EP13B-0956
Variation in Lithium Isotopes During Fluid-Shale Interactions at Elevated Pressure and Temperature

Monday, 14 December 2015
Poster Hall (Moscone South)
Thai T Phan1, Amelia N Paukert2 and Alexandra Hakala1, (1)National Energy Technology Laboratory Pittsburgh, Pittsburgh, PA, United States, (2)California State University Sacramento, Sacramento, CA, United States
Abstract:
Naturally-occurring isotopes are useful tracers of fluid mixing in complex natural systems, and have been applied towards evaluating the sources of elevated total dissolved solids in water produced from unconventional oil and gas operations. Prior investigations showed that elevated Li in saline waters co-produced with natural gas during Marcellus Shale development resulted from mixing of hydraulic fracturing fluid (HFF) and Li-rich formation water. However, specific contributions to the Li isotope signature from reactions between the HFF and shale remained unclear.
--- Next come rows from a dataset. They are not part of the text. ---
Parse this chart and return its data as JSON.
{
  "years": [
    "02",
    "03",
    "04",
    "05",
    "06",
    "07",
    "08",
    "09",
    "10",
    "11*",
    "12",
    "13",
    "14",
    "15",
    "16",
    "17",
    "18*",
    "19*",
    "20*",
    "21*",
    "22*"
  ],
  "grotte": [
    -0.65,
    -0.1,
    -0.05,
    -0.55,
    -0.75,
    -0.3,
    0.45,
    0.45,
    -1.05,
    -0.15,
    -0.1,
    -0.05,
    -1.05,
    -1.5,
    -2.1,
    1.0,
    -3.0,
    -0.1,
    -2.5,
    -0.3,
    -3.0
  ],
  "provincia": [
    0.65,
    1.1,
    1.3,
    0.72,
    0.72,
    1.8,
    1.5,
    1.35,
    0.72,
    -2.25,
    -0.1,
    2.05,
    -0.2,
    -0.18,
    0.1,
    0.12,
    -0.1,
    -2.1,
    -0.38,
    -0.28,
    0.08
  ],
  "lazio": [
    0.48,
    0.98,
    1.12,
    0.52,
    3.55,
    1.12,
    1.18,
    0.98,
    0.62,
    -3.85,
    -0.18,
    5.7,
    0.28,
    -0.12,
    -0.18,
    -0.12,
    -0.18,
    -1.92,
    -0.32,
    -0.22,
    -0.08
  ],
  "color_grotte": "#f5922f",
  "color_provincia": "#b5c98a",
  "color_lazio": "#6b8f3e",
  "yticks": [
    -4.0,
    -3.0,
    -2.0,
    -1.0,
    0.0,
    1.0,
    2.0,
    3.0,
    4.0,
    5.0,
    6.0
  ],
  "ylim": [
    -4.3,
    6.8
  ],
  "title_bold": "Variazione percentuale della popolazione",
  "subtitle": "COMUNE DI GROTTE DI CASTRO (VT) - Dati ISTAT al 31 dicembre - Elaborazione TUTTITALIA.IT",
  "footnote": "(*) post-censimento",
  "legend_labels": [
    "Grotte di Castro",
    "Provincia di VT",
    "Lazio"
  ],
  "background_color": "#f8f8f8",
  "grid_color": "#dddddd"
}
This study focused on HFF-shale reactions that could affect the Li budget and isotope composition in Marcellus Shale produced water in a series of flow through experiments conducted at fixed temperature and pressure (66oC, 20MPa) comparable to formation conditions. Synthetic HFF was prepared by mixing either freshwater or a lab-derived saline water with chemical additives commonly used in hydraulic fracturing. Outcrop cores of Marcellus Shale were artificially fractured either parallel to or perpendicular to bedding prior to loading into the flow-through apparatus, and each experiment was performed with a unique HFF composition continuously pumped through a fresh core (15 cm in length, 3.8 cm in diameter). Initial fluid and cumulative effluents collected after 2 days and 7 days from the start of the experiment were measured for concentrations of cations and anions. Multi-collector ICP-MS was used to measure lithium isotope ratios (δ7Li).

Preliminary results show that dissolution of carbonate minerals occurred in both replicate experiments with freshwater-based HFF (pH 2) as shown by a large decrease in Li/Ca from 0.8 (initial fluid) to 0.003 (effluents on day 2 and day 7) with no significant change in Li concentration. This is consistent with low Li in carbonate cement (<2%) and water soluble (<8%) and exchangeable (<2%) fractions of Marcellus Shale. Variation in δ7Li values is within analytical uncertainty (2SD=1‰) in comparison to an increase of at least 3‰ (from 1st day to >45 days after production) in produced water samples from the field. Results to date suggest that HFF-shale reactions have a minimal effect on the Li isotopic signature of Marcellus Shale produced waters.